Step 3 (Client waiting) –
While in the FIN_WAIT_1 state, the client waits for a TCP segment from the server with an acknowledgment. When it receives this segment, the client enters the FIN_WAIT_2 state. While in the FIN_WAIT_2 state, the client waits for another segment from the server with the FIN bit set to 1.
Step 4 (FIN from Server) –
The server sends the FIN bit segment to the Sender(Client) after some time when the Server sends the ACK segment (because of some closing process in the Server).
Step 5 (ACK from Client) –
When the Client receives the FIN bit segment from the Server, the client acknowledges the server’s segment and enters the TIME_WAIT state. The TIME_WAIT state lets the client resend the final acknowledgment in case the ACK is lost. The time spent by clients in the TIME_WAIT state depends on their implementation, but their typical values are 30 seconds, 1 minute, and 2 minutes. After the wait, the connection formally closes and all resources on the client-side (including port numbers and buffer data) are released.
The WebSocket API is an advanced technology that makes it possible to open a two-way interactive communication session between the user's browser and a server. With this API, you can send messages to a server and receive event-driven responses without having to poll the server for a reply.
WebSocket mechanism: The client notifies the WebSocket server of an event with all recipient IDs, and the server immediately notifies all active clients after receiving it, only those client whose ID is in the recipient list will handle the event from websocket server.
The advantage of WebSocket are as follows:
Support two-way communication, real-time data streaming
We can send text or binary data
Built on the TCP protocol, the implementation at the server side is relatively easy
The data format is relatively lightweight, the resource required is small
There is no same origin restriction, the client can communicate with any server
It has good compatibility with HTTP protocol. The default ports used by websocket are also 80 and 443.
- DNS is the abbreviation of Domain Name System, and it provides a host name to IP address conversion service. It is a distributed database composed of hierarchical DNS servers.
It is an application layer protocol that defines how the host queries this distributed database. DNS makes our life easier for not having to remember the IP address.

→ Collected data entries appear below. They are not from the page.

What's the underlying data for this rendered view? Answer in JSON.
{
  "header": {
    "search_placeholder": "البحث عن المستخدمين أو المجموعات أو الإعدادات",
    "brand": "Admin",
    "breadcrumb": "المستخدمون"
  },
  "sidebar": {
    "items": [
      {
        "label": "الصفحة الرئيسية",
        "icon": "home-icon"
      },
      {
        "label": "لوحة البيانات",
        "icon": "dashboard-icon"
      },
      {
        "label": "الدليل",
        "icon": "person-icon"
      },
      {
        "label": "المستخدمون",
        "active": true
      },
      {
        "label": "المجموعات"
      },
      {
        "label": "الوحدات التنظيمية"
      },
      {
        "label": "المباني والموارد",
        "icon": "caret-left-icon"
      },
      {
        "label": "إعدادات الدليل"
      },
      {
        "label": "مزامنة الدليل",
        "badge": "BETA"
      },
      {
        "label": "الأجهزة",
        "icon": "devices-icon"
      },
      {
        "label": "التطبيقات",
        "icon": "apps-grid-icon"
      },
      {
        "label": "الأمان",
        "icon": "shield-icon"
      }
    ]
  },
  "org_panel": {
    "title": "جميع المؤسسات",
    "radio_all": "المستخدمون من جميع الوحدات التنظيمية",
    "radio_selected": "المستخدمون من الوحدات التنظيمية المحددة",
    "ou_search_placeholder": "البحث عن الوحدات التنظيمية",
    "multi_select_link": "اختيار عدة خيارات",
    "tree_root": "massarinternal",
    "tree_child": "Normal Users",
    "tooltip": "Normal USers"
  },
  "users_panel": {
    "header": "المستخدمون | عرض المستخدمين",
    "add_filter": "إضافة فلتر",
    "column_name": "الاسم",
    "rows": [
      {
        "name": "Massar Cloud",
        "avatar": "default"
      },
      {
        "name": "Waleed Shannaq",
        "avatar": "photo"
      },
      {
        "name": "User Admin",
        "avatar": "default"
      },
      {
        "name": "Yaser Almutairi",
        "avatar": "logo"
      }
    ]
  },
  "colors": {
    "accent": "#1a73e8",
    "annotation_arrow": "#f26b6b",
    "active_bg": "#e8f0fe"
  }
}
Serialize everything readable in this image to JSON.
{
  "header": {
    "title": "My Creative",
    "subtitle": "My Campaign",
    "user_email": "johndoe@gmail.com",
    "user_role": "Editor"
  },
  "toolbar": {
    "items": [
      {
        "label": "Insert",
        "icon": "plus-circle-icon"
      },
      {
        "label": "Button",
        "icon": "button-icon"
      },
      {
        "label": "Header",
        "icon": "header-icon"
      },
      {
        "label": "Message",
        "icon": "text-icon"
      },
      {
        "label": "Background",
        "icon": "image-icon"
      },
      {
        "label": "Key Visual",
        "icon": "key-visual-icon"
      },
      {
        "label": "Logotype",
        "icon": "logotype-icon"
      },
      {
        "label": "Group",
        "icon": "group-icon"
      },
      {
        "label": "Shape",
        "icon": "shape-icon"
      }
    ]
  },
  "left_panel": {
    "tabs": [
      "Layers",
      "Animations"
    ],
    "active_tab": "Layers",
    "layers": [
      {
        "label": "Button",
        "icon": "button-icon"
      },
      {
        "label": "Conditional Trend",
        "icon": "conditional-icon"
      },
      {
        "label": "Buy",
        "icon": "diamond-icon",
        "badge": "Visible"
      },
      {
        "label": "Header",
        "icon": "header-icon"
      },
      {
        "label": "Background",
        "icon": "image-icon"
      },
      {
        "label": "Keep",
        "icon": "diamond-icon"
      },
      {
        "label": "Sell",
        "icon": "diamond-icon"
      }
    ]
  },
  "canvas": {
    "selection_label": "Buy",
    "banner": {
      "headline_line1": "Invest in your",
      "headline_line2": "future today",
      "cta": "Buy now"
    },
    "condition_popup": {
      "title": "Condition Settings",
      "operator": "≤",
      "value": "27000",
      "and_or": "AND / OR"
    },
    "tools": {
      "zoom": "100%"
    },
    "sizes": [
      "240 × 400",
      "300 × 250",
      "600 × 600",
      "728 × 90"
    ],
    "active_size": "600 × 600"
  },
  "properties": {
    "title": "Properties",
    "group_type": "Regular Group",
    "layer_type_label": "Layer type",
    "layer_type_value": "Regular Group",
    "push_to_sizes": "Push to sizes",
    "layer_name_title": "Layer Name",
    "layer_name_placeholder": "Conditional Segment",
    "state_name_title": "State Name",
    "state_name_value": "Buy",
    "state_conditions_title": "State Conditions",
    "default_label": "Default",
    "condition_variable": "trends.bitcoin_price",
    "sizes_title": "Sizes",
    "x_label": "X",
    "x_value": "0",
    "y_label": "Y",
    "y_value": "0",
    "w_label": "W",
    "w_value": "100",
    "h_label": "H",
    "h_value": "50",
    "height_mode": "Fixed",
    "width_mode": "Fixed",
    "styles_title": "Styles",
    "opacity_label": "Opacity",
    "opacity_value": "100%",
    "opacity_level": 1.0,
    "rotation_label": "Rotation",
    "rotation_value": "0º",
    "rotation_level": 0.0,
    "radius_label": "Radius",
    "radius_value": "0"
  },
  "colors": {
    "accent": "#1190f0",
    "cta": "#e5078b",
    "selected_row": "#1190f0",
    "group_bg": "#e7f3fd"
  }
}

Function: Resolve the domain name into an IP address. The client sends a domain name query request to the DNS server (the DNS server has its own IP address), and the DNS server informs the client of the IP address of the Web server.
2. Does DNS use TCP and UDP at the same time?

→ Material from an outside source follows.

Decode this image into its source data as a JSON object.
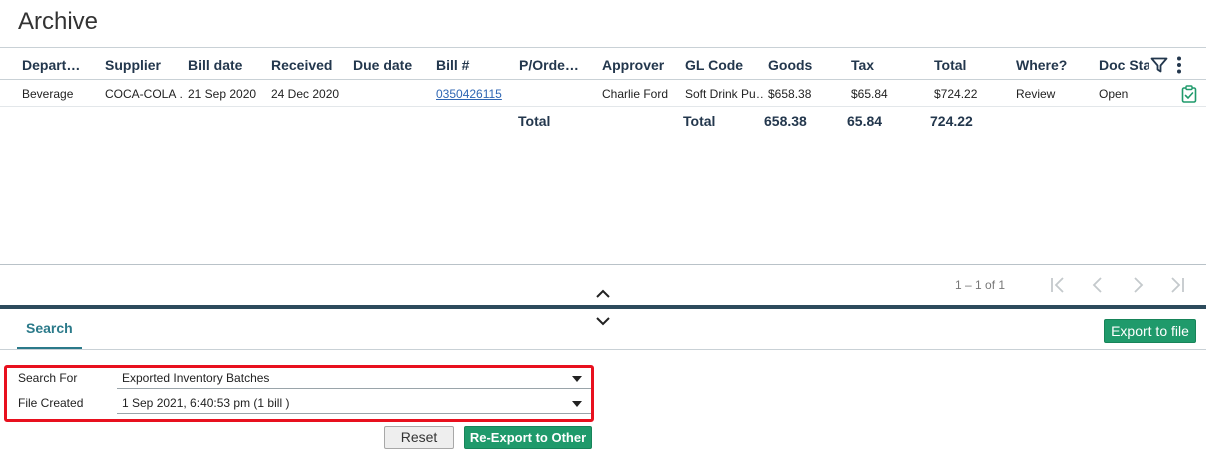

DNS takes port 53 and uses TCP and UDP protocols at the same time.
(1) Use TCP protocol for zone transfer
The secondary domain name server will regularly (usually 3 hours) to query the main domain name server to find out whether the data has changed. If there is a change, a zone transfer will be performed for data synchronization. The zone transfer uses TCP instead of UDP, because the amount of data transferred synchronously is much more than the amount of data in a request response.
TCP is a reliable connection, which guarantees the accuracy of data.

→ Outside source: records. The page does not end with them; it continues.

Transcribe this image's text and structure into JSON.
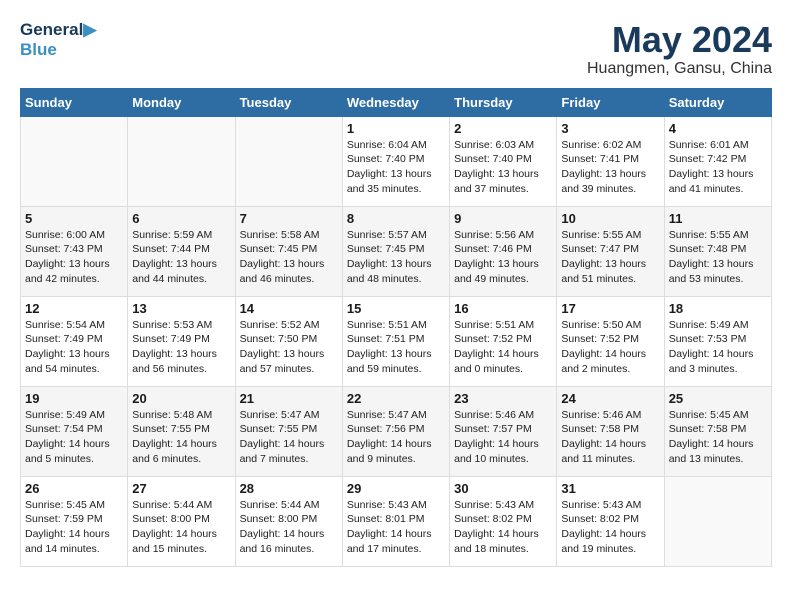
{
  "logo": {
    "line1": "General",
    "line2": "Blue"
  },
  "title": "May 2024",
  "subtitle": "Huangmen, Gansu, China",
  "days_header": [
    "Sunday",
    "Monday",
    "Tuesday",
    "Wednesday",
    "Thursday",
    "Friday",
    "Saturday"
  ],
  "weeks": [
    [
      {
        "day": "",
        "info": ""
      },
      {
        "day": "",
        "info": ""
      },
      {
        "day": "",
        "info": ""
      },
      {
        "day": "1",
        "info": "Sunrise: 6:04 AM\nSunset: 7:40 PM\nDaylight: 13 hours\nand 35 minutes."
      },
      {
        "day": "2",
        "info": "Sunrise: 6:03 AM\nSunset: 7:40 PM\nDaylight: 13 hours\nand 37 minutes."
      },
      {
        "day": "3",
        "info": "Sunrise: 6:02 AM\nSunset: 7:41 PM\nDaylight: 13 hours\nand 39 minutes."
      },
      {
        "day": "4",
        "info": "Sunrise: 6:01 AM\nSunset: 7:42 PM\nDaylight: 13 hours\nand 41 minutes."
      }
    ],
    [
      {
        "day": "5",
        "info": "Sunrise: 6:00 AM\nSunset: 7:43 PM\nDaylight: 13 hours\nand 42 minutes."
      },
      {
        "day": "6",
        "info": "Sunrise: 5:59 AM\nSunset: 7:44 PM\nDaylight: 13 hours\nand 44 minutes."
      },
      {
        "day": "7",
        "info": "Sunrise: 5:58 AM\nSunset: 7:45 PM\nDaylight: 13 hours\nand 46 minutes."
      },
      {
        "day": "8",
        "info": "Sunrise: 5:57 AM\nSunset: 7:45 PM\nDaylight: 13 hours\nand 48 minutes."
      },
      {
        "day": "9",
        "info": "Sunrise: 5:56 AM\nSunset: 7:46 PM\nDaylight: 13 hours\nand 49 minutes."
      },
      {
        "day": "10",
        "info": "Sunrise: 5:55 AM\nSunset: 7:47 PM\nDaylight: 13 hours\nand 51 minutes."
      },
      {
        "day": "11",
        "info": "Sunrise: 5:55 AM\nSunset: 7:48 PM\nDaylight: 13 hours\nand 53 minutes."
      }
    ],
    [
      {
        "day": "12",
        "info": "Sunrise: 5:54 AM\nSunset: 7:49 PM\nDaylight: 13 hours\nand 54 minutes."
      },
      {
        "day": "13",
        "info": "Sunrise: 5:53 AM\nSunset: 7:49 PM\nDaylight: 13 hours\nand 56 minutes."
      },
      {
        "day": "14",
        "info": "Sunrise: 5:52 AM\nSunset: 7:50 PM\nDaylight: 13 hours\nand 57 minutes."
      },
      {
        "day": "15",
        "info": "Sunrise: 5:51 AM\nSunset: 7:51 PM\nDaylight: 13 hours\nand 59 minutes."
      },
      {
        "day": "16",
        "info": "Sunrise: 5:51 AM\nSunset: 7:52 PM\nDaylight: 14 hours\nand 0 minutes."
      },
      {
        "day": "17",
        "info": "Sunrise: 5:50 AM\nSunset: 7:52 PM\nDaylight: 14 hours\nand 2 minutes."
      },
      {
        "day": "18",
        "info": "Sunrise: 5:49 AM\nSunset: 7:53 PM\nDaylight: 14 hours\nand 3 minutes."
      }
    ],
    [
      {
        "day": "19",
        "info": "Sunrise: 5:49 AM\nSunset: 7:54 PM\nDaylight: 14 hours\nand 5 minutes."
      },
      {
        "day": "20",
        "info": "Sunrise: 5:48 AM\nSunset: 7:55 PM\nDaylight: 14 hours\nand 6 minutes."
      },
      {
        "day": "21",
        "info": "Sunrise: 5:47 AM\nSunset: 7:55 PM\nDaylight: 14 hours\nand 7 minutes."
      },
      {
        "day": "22",
        "info": "Sunrise: 5:47 AM\nSunset: 7:56 PM\nDaylight: 14 hours\nand 9 minutes."
      },
      {
        "day": "23",
        "info": "Sunrise: 5:46 AM\nSunset: 7:57 PM\nDaylight: 14 hours\nand 10 minutes."
      },
      {
        "day": "24",
        "info": "Sunrise: 5:46 AM\nSunset: 7:58 PM\nDaylight: 14 hours\nand 11 minutes."
      },
      {
        "day": "25",
        "info": "Sunrise: 5:45 AM\nSunset: 7:58 PM\nDaylight: 14 hours\nand 13 minutes."
      }
    ],
    [
      {
        "day": "26",
        "info": "Sunrise: 5:45 AM\nSunset: 7:59 PM\nDaylight: 14 hours\nand 14 minutes."
      },
      {
        "day": "27",
        "info": "Sunrise: 5:44 AM\nSunset: 8:00 PM\nDaylight: 14 hours\nand 15 minutes."
      },
      {
        "day": "28",
        "info": "Sunrise: 5:44 AM\nSunset: 8:00 PM\nDaylight: 14 hours\nand 16 minutes."
      },
      {
        "day": "29",
        "info": "Sunrise: 5:43 AM\nSunset: 8:01 PM\nDaylight: 14 hours\nand 17 minutes."
      },
      {
        "day": "30",
        "info": "Sunrise: 5:43 AM\nSunset: 8:02 PM\nDaylight: 14 hours\nand 18 minutes."
      },
      {
        "day": "31",
        "info": "Sunrise: 5:43 AM\nSunset: 8:02 PM\nDaylight: 14 hours\nand 19 minutes."
      },
      {
        "day": "",
        "info": ""
      }
    ]
  ]
}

(2) UDP packets are smaller in size. UDP packets can't be greater than 512 bytes. So any application needs data to be transferred greater than 512 bytes require TCP in place. For example, DNS uses both TCP and UDP for valid reasons described below. UDP messages aren't larger than 512 Bytes and are truncated when greater than this size. DNS uses TCP for Zone transfer and UDP for name, and queries either regular (primary) or reverse. UDP can be used to exchange small information whereas TCP must be used to exchange information larger than 512 bytes. If a client doesn't get response from DNS, it must retransmit the data using TCP after 3-5 seconds of interval.